En una decisión histórica, el Parlamento francés aprobó este lunes el retorno a la Guayana Francesa de los restos de seis amerindios que permanecieron conservados en un museo de París durante más de 130 años. Estos individuos perdieron la vida bajo las indignas condiciones de los llamados “zoos humanos”, prácticas de exhibición étnica que marcaron una época oscura de la historia europea.
Aunque Francia promulgó en 2023 una legislación que autorizaba la restitución de restos humanos de sus museos, dicha normativa solo aplicaba a solicitudes de Estados extranjeros, dejando fuera a sus territorios de ultramar como la Guayana Francesa. Tras el respaldo del Senado en mayo, los diputados aprobaron por unanimidad una ley que permite el entierro de estos restos en su tierra natal.
El diputado Jean-Victor Castor calificó la medida como una oportunidad para “reparar una injusticia de más de un siglo”. Por su parte, Corinne Toka-Devilliers, líder de la asociación Moliko Alet+Po (que significa “Descendientes de Moliko” en lengua kali’na), declaró entre lágrimas: “Es un día histórico, nuestros antepasados por fin podrán regresar a casa”.

Los hechos se remontan a inicios de 1892, cuando 33 amerindios de los pueblos kali’na y arahuaco —con edades comprendidas entre los 3 meses y los 60 años— zarparon desde Paramaribo, en la antigua Guayana Neerlandesa (hoy Surinam), con destino a Europa. El explorador francés François Laveau los reclutó por encargo del director del Jardín de Aclimatación de París, un recinto que desde 1877 organizaba los llamados “espectáculos etnológicos”, precursores de los zoológicos humanos.
Laveau les prometió dinero y un regreso seguro a su hogar, ubicado en la desembocadura del río Maroni, que marca la frontera entre la Guayana Francesa y Surinam. Sin embargo, de las 33 personas que viajaron, ocho fallecieron antes de poder retornar. Al llegar a la capital francesa durante el crudo invierno boreal, contrajeron bronquitis y diversas afecciones pulmonares.
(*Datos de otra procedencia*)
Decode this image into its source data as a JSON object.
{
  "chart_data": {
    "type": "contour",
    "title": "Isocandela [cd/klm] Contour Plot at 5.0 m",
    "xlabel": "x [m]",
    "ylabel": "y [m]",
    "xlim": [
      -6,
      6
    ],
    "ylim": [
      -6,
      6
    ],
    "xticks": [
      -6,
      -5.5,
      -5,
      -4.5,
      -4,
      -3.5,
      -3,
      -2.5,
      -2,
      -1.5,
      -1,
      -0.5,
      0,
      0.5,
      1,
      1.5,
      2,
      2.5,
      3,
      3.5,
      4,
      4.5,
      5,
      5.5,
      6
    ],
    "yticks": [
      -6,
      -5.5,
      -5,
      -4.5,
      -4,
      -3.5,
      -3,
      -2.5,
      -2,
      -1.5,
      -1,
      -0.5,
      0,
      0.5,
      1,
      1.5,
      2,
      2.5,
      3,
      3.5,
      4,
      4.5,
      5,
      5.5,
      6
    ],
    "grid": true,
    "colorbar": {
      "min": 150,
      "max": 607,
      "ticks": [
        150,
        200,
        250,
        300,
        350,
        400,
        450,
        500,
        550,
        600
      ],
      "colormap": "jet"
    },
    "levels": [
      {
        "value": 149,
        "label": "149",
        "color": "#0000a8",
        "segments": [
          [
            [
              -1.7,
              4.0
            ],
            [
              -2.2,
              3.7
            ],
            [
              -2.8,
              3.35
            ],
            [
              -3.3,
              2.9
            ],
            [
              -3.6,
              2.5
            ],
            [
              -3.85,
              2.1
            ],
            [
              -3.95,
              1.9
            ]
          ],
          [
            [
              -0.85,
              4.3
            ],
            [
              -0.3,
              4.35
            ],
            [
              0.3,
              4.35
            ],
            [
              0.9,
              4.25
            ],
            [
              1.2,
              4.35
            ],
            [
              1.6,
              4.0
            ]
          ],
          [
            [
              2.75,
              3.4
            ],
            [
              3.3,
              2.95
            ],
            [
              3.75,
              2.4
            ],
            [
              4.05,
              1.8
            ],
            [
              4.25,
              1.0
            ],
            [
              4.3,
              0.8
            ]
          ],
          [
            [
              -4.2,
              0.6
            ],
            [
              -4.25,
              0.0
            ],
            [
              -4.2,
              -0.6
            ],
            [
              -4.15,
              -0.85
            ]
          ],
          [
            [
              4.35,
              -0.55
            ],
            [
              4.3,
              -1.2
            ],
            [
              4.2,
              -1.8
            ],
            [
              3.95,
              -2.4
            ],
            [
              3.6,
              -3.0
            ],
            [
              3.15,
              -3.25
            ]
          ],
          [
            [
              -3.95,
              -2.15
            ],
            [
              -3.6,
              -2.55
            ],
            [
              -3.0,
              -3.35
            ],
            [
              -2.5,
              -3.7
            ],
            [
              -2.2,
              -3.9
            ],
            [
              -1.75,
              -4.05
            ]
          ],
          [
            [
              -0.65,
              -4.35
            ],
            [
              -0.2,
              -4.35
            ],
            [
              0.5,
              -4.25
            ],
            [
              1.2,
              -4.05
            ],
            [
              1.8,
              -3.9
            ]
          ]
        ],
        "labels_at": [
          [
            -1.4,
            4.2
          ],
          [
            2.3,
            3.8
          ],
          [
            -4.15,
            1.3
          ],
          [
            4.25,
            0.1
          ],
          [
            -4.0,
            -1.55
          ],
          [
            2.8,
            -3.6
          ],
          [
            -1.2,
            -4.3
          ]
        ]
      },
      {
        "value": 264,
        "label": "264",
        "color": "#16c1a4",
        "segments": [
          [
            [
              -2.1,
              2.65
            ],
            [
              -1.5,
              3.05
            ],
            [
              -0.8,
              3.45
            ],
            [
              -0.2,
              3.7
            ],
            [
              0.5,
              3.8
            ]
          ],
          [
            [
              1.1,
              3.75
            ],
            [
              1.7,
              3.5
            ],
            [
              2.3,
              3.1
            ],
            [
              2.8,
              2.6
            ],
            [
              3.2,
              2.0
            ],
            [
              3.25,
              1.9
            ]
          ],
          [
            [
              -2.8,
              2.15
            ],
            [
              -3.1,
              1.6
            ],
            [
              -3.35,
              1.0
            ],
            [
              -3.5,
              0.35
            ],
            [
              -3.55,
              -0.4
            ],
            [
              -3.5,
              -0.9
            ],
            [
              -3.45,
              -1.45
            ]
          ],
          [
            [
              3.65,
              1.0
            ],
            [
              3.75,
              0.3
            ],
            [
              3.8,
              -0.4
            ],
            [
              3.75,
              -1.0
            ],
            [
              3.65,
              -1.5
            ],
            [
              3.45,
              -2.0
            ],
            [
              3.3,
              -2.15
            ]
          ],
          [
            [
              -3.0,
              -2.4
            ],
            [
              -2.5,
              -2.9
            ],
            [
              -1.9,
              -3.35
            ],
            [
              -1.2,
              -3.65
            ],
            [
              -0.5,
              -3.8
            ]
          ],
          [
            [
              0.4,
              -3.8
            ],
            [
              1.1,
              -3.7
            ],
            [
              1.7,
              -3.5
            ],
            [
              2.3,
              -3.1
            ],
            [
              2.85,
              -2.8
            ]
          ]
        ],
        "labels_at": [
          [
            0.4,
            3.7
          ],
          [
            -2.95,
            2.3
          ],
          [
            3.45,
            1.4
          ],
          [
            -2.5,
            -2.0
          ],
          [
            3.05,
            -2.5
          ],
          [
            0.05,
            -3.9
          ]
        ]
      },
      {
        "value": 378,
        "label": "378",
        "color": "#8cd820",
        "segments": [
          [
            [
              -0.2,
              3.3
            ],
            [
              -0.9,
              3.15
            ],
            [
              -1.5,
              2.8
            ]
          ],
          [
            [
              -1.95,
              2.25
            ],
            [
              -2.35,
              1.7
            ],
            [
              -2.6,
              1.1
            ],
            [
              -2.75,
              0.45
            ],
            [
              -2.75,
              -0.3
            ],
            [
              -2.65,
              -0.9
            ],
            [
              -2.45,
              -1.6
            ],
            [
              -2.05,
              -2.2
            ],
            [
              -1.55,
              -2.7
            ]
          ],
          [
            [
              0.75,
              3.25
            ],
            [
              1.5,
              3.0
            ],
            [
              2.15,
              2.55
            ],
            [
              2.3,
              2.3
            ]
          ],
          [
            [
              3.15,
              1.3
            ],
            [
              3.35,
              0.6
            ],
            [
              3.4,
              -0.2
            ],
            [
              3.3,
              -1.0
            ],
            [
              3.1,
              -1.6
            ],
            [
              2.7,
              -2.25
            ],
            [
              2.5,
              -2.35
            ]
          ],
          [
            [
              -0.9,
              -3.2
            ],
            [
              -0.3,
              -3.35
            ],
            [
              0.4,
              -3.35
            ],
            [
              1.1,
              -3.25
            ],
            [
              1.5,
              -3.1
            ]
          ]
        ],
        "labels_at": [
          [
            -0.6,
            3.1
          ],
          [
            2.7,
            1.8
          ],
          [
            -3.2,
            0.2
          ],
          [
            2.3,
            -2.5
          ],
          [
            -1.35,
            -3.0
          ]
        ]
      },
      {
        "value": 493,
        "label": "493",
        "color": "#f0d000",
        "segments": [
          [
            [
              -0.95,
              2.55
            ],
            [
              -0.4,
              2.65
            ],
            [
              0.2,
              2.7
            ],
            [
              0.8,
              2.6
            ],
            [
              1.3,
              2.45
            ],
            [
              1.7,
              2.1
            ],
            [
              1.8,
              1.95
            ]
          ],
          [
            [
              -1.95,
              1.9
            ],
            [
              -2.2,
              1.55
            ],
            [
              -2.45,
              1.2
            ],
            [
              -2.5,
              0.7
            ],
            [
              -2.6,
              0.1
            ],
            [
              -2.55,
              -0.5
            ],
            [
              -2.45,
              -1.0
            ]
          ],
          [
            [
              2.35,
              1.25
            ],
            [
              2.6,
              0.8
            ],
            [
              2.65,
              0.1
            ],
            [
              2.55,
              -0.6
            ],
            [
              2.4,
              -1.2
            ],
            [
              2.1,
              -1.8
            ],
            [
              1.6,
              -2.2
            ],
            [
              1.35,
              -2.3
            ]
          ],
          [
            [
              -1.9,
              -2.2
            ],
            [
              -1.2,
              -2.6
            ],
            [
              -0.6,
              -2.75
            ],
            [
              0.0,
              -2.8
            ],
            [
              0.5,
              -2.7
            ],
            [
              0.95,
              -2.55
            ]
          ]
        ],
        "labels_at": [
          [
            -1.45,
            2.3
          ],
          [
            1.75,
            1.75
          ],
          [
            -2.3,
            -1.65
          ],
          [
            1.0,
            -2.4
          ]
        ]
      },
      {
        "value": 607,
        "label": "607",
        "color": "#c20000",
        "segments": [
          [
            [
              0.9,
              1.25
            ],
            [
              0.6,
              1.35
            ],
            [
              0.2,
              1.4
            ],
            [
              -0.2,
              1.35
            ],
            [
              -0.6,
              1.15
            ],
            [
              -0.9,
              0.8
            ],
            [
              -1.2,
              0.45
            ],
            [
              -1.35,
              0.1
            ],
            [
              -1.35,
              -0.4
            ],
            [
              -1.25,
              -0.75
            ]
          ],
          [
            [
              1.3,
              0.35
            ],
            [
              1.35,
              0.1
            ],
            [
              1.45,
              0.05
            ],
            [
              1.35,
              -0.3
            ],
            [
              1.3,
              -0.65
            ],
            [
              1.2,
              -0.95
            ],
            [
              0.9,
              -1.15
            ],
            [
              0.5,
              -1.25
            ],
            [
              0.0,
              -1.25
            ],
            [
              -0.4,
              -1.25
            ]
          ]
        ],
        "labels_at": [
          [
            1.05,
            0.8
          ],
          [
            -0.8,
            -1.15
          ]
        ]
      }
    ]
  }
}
Actualmente, los restos de seis de ellos se conservan en el Museo de Historia Natural de París. Un séptimo cuerpo fue disecado con fines científicos, mientras que el octavo yace enterrado en la localidad de Levallois-Perret, al oeste de la capital gala. La nueva ley allana el camino para que, después de más de un siglo, estos ancestros puedan descansar finalmente en su tierra natal.